Петр понял, что они не шутят, и принялся копать. Когда яма была готова, Сеит приказал ему:
– Теперь полезай в нее и ложись.
Голос Боринского задрожал.
– Не надо, Сеит, это безумие…
– Заткнись и ложись туда, быстро.
Петр попробовал обратиться к Джелилю:
– Джелиль! Сеит, должно быть, с ума сошел. Ради бога, это нечестно.
– Ты теперь про Бога вспомнил, товарищ Боринский? Как насчет твоих старых друзей?

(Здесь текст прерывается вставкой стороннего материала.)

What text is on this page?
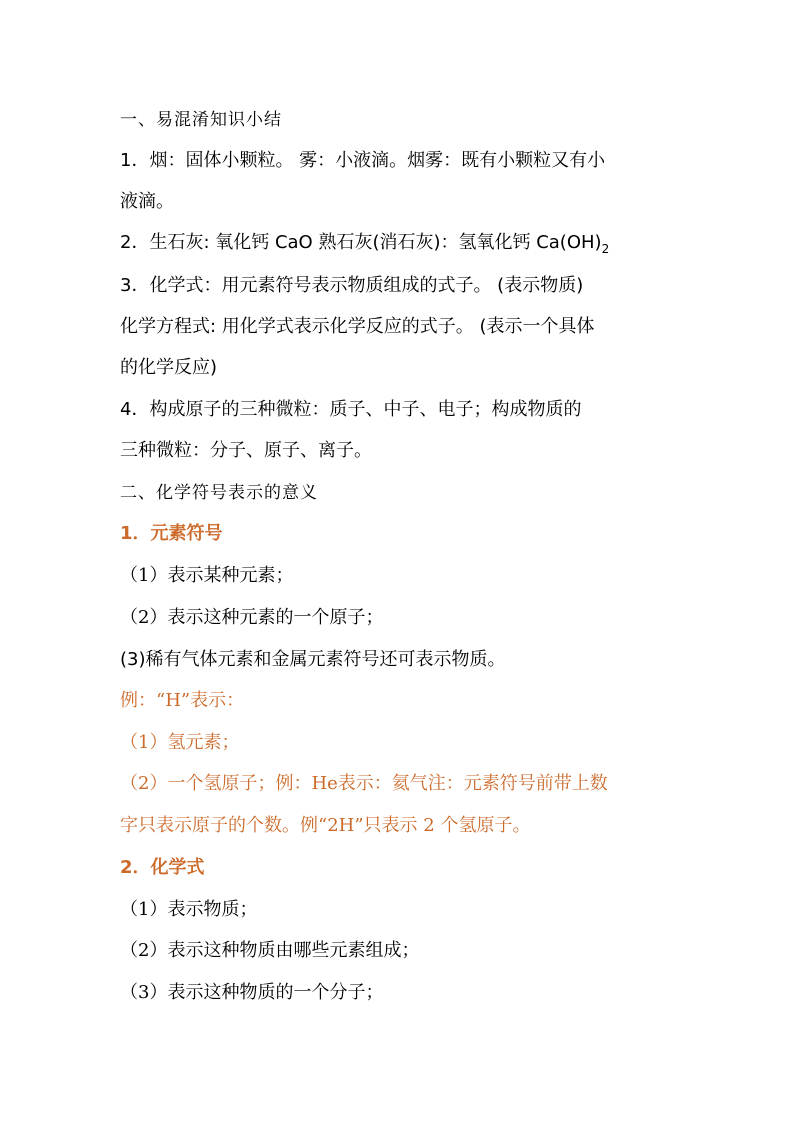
一、易混淆知识小结
1．烟：固体小颗粒。 雾：小液滴。烟雾：既有小颗粒又有小
液滴。
2．生石灰: 氧化钙 CaO 熟石灰(消石灰)：氢氧化钙 $Ca(OH)_2$
3．化学式：用元素符号表示物质组成的式子。 (表示物质)
化学方程式: 用化学式表示化学反应的式子。 (表示一个具体
的化学反应)
4．构成原子的三种微粒：质子、中子、电子；构成物质的
三种微粒：分子、原子、离子。
二、化学符号表示的意义
1．元素符号
（1）表示某种元素；
（2）表示这种元素的一个原子；
(3)稀有气体元素和金属元素符号还可表示物质。
例：“H”表示：
（1）氢元素；
（2）一个氢原子；例：He表示：氦气注：元素符号前带上数
字只表示原子的个数。例“2H”只表示 2 个氢原子。
2．化学式
（1）表示物质；
（2）表示这种物质由哪些元素组成；
（3）表示这种物质的一个分子；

– Я читал расстрельные списки, – сказал Сеит. – Эти несчастные люди молили тебя не убивать их. Петр, скажи мне, они надеялись на твою жалость? Ты заставил их копать себе могилы. Ты подлый, гнусный человек. Если бы у меня было время, я бы по кускам тебя разорвал. Благодари Творца Всемогущего, что мы торопимся.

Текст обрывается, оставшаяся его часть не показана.